The Fatchelor Is Totally Empowering Fat People

When you first heard about Fox's plans to make a fat people version of The Bachelor, your first thought was probably, "How empowering—not just for fat people, but humanity in general!" Then you saw the trailer—a luminous, 32-second flash of pure dignity that will probably be screened by future generations as a PSA about how people should treat each other—and your thought was confirmed.

The way that the women are all crying because they're so fat and therefore so lonely. The way that FOX is giving them a chance at televised love—but only with another fat person because, you know, yuck. The way that the fat guy is a totally creepy chubby chaser. The sneaking suspicion that Fox is definitely gonna find a way to show all of those "real" women in bathing suits, because, fat people in tight clothes = hilarious. This fat people freak show is essentially a commercial for the fat acceptance movement, right? Well, it is at least according to the NY Times:

“Fat acceptance” ideas date back more than 30 years, but have lately edged into the mainstream, thanks in part to public hand-wringing by celebrities like Oprah, Kirstie Alley and the tennis player Monica Seles, who said she had to “throw out the word ‘diet’ ” to deal with her weight gain. (Oprah now cites her goal as being not “thin,” but “healthy and strong and fit.”)

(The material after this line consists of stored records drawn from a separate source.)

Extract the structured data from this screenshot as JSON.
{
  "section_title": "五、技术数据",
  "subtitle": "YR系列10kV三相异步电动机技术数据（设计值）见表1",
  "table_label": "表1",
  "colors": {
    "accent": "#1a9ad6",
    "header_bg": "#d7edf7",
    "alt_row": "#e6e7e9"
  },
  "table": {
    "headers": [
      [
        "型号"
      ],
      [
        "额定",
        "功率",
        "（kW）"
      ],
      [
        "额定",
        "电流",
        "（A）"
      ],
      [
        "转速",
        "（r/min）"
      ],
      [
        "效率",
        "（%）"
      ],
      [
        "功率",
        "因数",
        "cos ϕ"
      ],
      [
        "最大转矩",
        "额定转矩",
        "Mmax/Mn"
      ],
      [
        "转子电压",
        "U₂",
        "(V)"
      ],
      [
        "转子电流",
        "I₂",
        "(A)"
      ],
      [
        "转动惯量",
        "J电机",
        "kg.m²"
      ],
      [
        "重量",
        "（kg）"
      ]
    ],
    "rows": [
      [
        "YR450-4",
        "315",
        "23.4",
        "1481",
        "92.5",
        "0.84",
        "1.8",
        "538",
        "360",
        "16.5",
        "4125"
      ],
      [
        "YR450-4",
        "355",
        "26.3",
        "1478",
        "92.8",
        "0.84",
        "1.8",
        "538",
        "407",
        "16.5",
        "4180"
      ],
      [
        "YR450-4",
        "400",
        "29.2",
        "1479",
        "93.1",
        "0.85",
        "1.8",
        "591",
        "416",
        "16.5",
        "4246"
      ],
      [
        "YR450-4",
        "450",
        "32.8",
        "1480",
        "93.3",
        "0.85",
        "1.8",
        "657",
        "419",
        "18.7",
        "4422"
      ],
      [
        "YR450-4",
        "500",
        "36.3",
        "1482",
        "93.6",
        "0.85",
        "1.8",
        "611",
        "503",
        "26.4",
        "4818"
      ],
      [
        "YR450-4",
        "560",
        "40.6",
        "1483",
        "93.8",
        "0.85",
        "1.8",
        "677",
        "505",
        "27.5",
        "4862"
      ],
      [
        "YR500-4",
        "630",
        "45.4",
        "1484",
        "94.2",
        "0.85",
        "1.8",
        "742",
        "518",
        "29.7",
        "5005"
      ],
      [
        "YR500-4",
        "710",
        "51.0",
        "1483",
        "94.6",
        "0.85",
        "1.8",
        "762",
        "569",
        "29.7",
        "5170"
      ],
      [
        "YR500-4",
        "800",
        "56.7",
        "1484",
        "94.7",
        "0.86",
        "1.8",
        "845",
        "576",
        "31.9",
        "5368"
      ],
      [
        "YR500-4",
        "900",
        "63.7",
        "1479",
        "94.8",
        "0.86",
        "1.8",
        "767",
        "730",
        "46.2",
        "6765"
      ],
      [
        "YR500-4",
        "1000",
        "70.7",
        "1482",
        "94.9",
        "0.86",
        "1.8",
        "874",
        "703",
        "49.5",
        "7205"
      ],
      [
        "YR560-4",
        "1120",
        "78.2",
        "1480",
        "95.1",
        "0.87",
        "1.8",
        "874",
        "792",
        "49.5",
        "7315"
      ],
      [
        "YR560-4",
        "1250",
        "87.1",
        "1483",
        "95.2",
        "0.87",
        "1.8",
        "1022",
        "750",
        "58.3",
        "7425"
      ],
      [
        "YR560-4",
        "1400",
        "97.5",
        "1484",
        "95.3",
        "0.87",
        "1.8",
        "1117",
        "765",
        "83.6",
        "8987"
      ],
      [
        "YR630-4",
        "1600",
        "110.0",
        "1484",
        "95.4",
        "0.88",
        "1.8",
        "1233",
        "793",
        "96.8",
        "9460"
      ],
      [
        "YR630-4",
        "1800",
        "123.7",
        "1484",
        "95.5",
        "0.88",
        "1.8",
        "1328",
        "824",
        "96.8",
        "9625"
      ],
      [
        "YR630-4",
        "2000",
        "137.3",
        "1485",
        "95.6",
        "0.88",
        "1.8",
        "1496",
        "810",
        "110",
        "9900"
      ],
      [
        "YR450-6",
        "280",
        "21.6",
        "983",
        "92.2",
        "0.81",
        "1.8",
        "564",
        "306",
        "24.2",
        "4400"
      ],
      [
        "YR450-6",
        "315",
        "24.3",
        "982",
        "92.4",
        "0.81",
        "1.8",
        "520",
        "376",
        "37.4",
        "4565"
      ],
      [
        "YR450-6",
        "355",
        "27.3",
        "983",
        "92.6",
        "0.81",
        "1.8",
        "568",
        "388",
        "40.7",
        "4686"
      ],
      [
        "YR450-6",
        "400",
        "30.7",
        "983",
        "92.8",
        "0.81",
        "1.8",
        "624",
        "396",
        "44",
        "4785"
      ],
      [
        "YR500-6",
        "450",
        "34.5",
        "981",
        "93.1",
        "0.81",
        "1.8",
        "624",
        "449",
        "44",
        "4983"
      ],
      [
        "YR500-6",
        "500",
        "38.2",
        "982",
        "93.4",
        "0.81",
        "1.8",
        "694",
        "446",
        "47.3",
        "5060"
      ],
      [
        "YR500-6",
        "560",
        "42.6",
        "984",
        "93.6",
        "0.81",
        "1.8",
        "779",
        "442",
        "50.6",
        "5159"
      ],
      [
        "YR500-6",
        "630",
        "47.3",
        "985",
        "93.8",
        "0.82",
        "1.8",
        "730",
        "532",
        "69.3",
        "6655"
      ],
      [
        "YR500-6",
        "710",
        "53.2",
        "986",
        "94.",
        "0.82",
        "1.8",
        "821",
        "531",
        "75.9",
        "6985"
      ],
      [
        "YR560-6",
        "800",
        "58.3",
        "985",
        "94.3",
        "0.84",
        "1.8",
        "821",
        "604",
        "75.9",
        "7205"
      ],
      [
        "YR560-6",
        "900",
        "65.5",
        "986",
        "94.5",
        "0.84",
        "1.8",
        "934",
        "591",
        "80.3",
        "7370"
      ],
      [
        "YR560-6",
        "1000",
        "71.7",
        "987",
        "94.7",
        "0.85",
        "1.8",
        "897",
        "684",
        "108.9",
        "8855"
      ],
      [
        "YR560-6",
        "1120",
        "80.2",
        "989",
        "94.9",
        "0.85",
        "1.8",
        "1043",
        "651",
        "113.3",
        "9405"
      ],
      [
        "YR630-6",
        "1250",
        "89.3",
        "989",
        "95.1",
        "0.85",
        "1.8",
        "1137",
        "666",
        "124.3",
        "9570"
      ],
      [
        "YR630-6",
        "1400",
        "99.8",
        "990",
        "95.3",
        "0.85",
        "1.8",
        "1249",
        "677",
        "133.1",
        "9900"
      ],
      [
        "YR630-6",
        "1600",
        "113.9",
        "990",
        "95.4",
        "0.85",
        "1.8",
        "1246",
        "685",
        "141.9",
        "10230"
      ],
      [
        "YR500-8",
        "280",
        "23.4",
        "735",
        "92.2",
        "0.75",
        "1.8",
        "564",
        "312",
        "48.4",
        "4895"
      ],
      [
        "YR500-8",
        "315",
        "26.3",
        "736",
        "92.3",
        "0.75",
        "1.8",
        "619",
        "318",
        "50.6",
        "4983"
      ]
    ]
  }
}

Even television is bellying up to the bar, with Lifetime’s introduction of a hefty heroine in “Drop Dead Diva” and a show having its premiere this month on Fox that stresses the “reality” in reality TV. The show, “More to Love,” matches plus-size dates with a bachelor boasting “a big waist and an even bigger heart.”

I don't pretend to understand the fat acceptance movement, but I at least know what the words "fat" and "acceptance" mean when put together in a phrase. The NY Times apparently doesn't. Oprah and Kirstie Alley have both publicly said, numerous times, that they want to lose weight, which probably qualifies as not "accepting" their bodies. And if More To Love is somehow empowering to fat people, then I can't wait to see what the NY Times thinks when FOX greenlights my idea for a reality show—it's an all-Asian version of The Bachelor called Me So Horny—For Love. Trust me: it will be so empowering for everyone.